Buterin really believes this technology can, and will, change the world.
While the Bitcoin network has so far been centered around currency, Ethereum’s potential uses extend far beyond finance. Ethereum is programmable, meaning other developers can build and deploy decentralized applications on it in areas like gaming and supply chain management. Ethereum also powers most NFTs, the digital assets that Jimmy Fallon, Paris Hilton, Nike, Coachella and more are obsessed with.

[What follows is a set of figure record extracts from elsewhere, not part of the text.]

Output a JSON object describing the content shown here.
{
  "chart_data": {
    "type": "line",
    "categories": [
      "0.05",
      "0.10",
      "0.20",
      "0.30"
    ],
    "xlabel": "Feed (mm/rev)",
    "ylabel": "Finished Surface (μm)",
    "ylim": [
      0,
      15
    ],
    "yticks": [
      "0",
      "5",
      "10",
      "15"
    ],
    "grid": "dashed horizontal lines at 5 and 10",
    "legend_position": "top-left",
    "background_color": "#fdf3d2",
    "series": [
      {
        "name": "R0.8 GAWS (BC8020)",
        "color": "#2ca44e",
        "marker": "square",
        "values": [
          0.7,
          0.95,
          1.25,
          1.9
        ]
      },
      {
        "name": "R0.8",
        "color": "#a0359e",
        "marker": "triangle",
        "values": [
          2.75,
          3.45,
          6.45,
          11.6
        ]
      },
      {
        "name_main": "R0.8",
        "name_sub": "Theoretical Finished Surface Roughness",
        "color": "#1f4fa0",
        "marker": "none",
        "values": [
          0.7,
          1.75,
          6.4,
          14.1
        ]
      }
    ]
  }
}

But crypto also comes with a lot of risks, dogedammit (we stole that word from Buterin himself). As he admitted in a recent interview with the New York Times’ Ezra Klein, crypto is still a “very early stage, untested, and risky thing.” There are the intense price swings, like ether hitting a high of about $4,800 per coin in November 2021 and tumbling down to about $1,100 over the last year. Concerns abound about government regulation and how safe crypto investments actually are — even if they’re being held on big exchanges whose names are becoming mainstream. Recently, FTX, one of largest crypto exchanges in the world, imploded.
Buterin knows he helped create this world. He also wants to help fix it.
“I personally would not blame anyone for being suspicious of the crypto space, because I think most sane people within the crypto space are themselves — ourselves — suspicious of large parts of the crypto space,” the Russian-born Canadian told Klein in September.
The fact that Buterin constructed a network that is decentralized was key to a lot of the ideas he wanted to implement, but cracking down on the dangers will be hard. That’s because decentralization means no one is in charge — not even Buterin. Anyone who is part of the Ethereum community can, in theory, have a say over its future.
Still, Buterin is looking ahead. In September, nearly eight years after Ethereum launched, the network notched a milestone: the Merge, an upgrade that laid a foundation for more scalability and allowed the Ethereum network to reduce its energy consumption by around 99%. (This is important, as massive energy consumption is a major criticism of the Bitcoin network.)
There’s more work to do. The goals in the now six-part roadmap for Ethereum include limiting “costs of participating in the network” and ensuring “credibly neutral transaction inclusion,” meaning Buterin doesn’t want Ethereum to discriminate against anyone.
As buzz around the metaverse, decentralization and crypto grows, you’ll likely start hearing more about Ethereum — and what Buterin is doing next.